E assim, esta é a explicação clara, simples e direta do ensino ortodoxo sobre os cinco artigos em disputa na Holanda, bem como a rejeição dos erros pelos quais as igrejas holandesas têm sido perturbadas há algum tempo. Esta explicação e rejeição o Sínodo declara ser derivada da Palavra de Deus e em concordância com as confissões das igrejas reformadas. Assim, parece claramente que aqueles dos quais dificilmente se poderia esperar que não tivessem demonstrado qualquer verdade, equidade e caridade ao desejarem fazer o público acreditar:

  • que o ensino das igrejas reformadas sobre predestinação e sobre os pontos associados a ela por sua própria natureza e tendência afasta a mente das pessoas de toda piedade e religião, é um opiáceo da carne e do diabo, e é uma fortaleza onde Satanás espera por todas as pessoas, ferindo a maioria delas e ferindo fatalmente muitas delas com as flechas do desespero e da autoconfiança;
  • que este ensinamento faz de Deus o autor do pecado, injusto, um tirano e um hipócrita; e não passa de um estoicismo reformado, maniqueísmo, libertinagem e turquismo (islamismo);
  • que este ensino torna as pessoas carnalmente seguras de si mesmas, pois as persuade de que nada põe em perigo a salvação dos eleitos, não importa como vivam, para que possam cometer os crimes mais ultrajantes com autoconfiança; e que, por outro lado, nada é útil aos réprobos para a salvação, mesmo que eles tenham realmente realizado todas as obras dos santos;
  • que este ensinamento significa que Deus predestinou e criou, pela escolha nua e incondicional de sua vontade, sem a menor consideração ou consideração de qualquer pecado, a maior parte do mundo à condenação eterna; que da mesma forma em que a eleição é a fonte e causa da fé e das boas obras, a reprovação é a causa da incredulidade e da impiedade; que muitos filhos de crentes são arrancados em sua inocência dos seios de suas mães e cruelmente lançados no inferno para que nem o sangue de Cristo, nem seu batismo, nem as orações da igreja em seu batismo possam ser de qualquer utilidade para eles; e muitas outras acusações caluniosas deste tipo que as igrejas reformadas não apenas repudiam, mas até mesmo denunciam com todo o seu coração.
  • Portanto, este Sínodo de Dort em nome do Senhor pede a todos os que devotamente invocam o nome de nosso Salvador Jesus Cristo que formem seu julgamento sobre a fé das igrejas Reformadas, não com base em falsas acusações recolhidas daqui ou dali, ou mesmo com base nas declarações pessoais de uma série de autoridades antigas e modernas - declarações que também são frequentemente citadas fora do contexto ou mal citadas e distorcidas para transmitir um significado diferente - mas com base nas próprias confissões oficiais das igrejas e na atual explicação do ensino ortodoxo que foi endossado pelo consentimento unânime dos membros de todo o Sínodo, um e todos.
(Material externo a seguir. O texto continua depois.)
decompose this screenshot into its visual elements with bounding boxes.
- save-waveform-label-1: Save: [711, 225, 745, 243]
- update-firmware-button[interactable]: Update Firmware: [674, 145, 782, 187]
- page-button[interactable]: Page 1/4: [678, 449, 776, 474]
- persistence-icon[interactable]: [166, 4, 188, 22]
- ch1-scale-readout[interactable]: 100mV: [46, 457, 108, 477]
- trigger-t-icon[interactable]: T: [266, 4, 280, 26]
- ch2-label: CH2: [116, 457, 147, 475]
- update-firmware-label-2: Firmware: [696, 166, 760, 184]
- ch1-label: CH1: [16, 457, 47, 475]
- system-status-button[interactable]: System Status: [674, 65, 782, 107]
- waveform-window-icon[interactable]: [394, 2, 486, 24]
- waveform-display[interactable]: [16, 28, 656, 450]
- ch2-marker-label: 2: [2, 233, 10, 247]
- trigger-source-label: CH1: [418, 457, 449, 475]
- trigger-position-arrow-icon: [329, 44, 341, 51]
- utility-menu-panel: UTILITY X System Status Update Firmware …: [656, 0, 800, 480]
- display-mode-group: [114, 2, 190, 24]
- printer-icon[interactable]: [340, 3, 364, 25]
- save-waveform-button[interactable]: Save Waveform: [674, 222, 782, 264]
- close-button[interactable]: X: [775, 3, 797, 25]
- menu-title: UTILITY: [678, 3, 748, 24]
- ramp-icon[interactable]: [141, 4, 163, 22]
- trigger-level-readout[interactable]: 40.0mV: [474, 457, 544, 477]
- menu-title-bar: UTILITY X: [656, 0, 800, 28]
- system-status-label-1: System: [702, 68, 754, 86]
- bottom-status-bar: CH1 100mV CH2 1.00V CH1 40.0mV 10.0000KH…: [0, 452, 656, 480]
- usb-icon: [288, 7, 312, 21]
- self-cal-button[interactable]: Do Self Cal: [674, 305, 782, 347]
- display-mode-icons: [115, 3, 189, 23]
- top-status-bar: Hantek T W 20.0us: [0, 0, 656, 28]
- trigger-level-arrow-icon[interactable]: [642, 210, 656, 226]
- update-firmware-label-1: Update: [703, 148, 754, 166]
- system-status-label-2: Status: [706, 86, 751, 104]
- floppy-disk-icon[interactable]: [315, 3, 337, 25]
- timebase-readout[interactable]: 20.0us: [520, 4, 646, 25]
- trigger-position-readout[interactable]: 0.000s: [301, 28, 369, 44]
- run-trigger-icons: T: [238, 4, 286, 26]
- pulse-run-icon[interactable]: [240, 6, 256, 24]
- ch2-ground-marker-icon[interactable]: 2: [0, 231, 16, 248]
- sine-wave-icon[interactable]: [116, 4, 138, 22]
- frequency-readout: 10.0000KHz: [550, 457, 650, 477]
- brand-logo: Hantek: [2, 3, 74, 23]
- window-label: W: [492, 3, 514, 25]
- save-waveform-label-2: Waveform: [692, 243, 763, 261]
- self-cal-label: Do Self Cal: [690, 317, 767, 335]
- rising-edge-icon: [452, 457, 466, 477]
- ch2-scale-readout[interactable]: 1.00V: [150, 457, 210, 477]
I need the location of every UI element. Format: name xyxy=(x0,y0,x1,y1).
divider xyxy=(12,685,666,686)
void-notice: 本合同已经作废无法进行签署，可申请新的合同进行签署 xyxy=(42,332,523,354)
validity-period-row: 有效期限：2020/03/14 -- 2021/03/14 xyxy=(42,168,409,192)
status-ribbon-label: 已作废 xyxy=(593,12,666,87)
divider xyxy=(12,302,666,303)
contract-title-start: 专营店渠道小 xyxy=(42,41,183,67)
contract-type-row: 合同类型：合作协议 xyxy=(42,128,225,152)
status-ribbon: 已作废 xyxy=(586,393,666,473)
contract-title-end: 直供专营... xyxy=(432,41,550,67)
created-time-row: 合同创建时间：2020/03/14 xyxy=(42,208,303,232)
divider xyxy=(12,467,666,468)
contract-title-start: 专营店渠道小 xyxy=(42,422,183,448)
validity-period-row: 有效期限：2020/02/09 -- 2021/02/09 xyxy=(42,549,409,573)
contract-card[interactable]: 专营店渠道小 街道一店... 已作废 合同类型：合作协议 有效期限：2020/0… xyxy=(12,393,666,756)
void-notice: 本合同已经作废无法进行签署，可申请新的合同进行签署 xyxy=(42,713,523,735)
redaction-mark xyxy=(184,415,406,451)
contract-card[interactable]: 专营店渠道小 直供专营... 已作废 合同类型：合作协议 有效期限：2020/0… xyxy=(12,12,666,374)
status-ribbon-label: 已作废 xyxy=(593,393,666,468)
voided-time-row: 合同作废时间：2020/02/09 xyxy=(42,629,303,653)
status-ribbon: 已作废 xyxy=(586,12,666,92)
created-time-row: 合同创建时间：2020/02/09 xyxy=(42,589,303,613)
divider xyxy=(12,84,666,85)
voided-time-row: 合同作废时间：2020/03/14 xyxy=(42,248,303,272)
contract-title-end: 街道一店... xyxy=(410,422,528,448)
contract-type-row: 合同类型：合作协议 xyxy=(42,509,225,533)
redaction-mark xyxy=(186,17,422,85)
    Além disso, o Sínodo adverte sinceramente os próprios falsos acusadores a considerarem o quão pesado é o julgamento de Deus que espera aqueles que dão falso testemunho contra tantas igrejas e suas confissões, perturbam a consciência dos fracos e procuram prejudicar a mente de muitos contra a comunhão dos verdadeiros crentes.

    Finalmente, este Sínodo exorta todos os colegas ministros do evangelho de Cristo a tratarem este ensinamento de maneira piedosa e reverente, tanto nas instituições acadêmicas quanto nas igrejas; a fazê-lo, tanto na fala como na escrita, com vistas à glória do nome de Deus, à santidade de vida e ao conforto das almas ansiosas; pensar e também falar com as Escrituras de acordo com a analogia da fé; e, finalmente, abster-se de todas aquelas maneiras de falar que vão além dos limites estabelecidos para nós pelo sentido genuíno das Sagradas Escrituras e que poderiam dar aos sofistas impertinentes uma ocasião justa para zombar dos ensinamentos das igrejas Reformadas ou mesmo para trazer falsas acusações contra elas.

    Que o Filho de Deus Jesus Cristo, que se senta à direita de Deus e dá presentes à humanidade, nos santifique na verdade, conduza à verdade aqueles que erram, cale a boca daqueles que lançam falsas acusações contra o ensino sadio, e equipe os ministros fiéis da Palavra de Deus com um espírito de sabedoria e discrição, para que tudo o que disserem seja para a glória de Deus e para a edificação de seus ouvintes. Amém.